FDA is stressing the abbreviated part of the biosimilar development pathway, assuring sponsors that they can limit their required clinical demonstration with early analytical work. Rather than clinical evidence, characterization data will play a more significant role since (according to the agency) the purpose of a biosimilar development program is to establish a product’s similarity to the reference product, not safety and efficacy
The nascent pathway has “created cognitive dissonance in industry,” said Janet Woodcock. “People are going to have trouble with this.”
This represents, according to the Pink Sheet, “a tonal shift” for officials, who for most of the pathway’s young life emphasized the complexity of biosimilar products and how clinical studies were expected to be a key part of applications.
Woodcock said sponsors can limit their required clinical programs by bringing extensive characterization data early in the development process.
“The amount of clinical evidence needed, we conceive, is related to the amount of residual uncertainty that remains after you’ve done those less costly, actually more quantitative, and less time-consuming analytical and functional studies.”

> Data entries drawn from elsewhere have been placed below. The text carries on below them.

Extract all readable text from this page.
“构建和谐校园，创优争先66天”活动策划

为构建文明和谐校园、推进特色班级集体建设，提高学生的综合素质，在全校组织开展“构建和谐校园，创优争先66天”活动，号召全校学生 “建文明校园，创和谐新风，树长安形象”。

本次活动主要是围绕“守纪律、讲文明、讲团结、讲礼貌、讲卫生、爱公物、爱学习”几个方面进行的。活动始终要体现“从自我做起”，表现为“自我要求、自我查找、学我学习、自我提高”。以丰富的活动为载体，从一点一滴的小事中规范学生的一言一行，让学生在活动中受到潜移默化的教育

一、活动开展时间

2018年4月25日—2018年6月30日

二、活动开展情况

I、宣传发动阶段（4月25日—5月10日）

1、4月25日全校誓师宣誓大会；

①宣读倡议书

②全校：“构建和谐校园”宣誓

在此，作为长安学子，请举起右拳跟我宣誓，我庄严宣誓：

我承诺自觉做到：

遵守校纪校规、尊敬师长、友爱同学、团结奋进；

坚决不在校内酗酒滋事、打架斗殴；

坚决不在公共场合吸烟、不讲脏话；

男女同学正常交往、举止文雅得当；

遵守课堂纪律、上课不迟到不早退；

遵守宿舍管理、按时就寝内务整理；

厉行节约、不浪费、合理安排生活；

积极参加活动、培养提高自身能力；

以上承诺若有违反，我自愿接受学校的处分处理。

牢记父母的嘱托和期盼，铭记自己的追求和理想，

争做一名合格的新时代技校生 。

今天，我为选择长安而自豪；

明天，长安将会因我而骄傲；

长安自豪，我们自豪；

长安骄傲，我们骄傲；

According to Kathleen Uhl, deputy director in CDER’s Office of Medical Policy, “The product development for a biosimilar is not a one-size-fits-all. Agency scientists will evaluate the applicant’s integration of [these] various type[s] of data and information to then provide an overall assessment that the biological product is biosimilar to a reference product.”
“What’s most important to illustrate here is the foundational elements of the analytics,” Uhl said. “The more extensive the analytical and functional comparative characterization, then it’s likely to permit a selective and targeted approach to subsequent non-clinical and clinical studies in order to determine biosimilarity.”
Predictability, as with biosimilarity, is in the eyes of the beholder.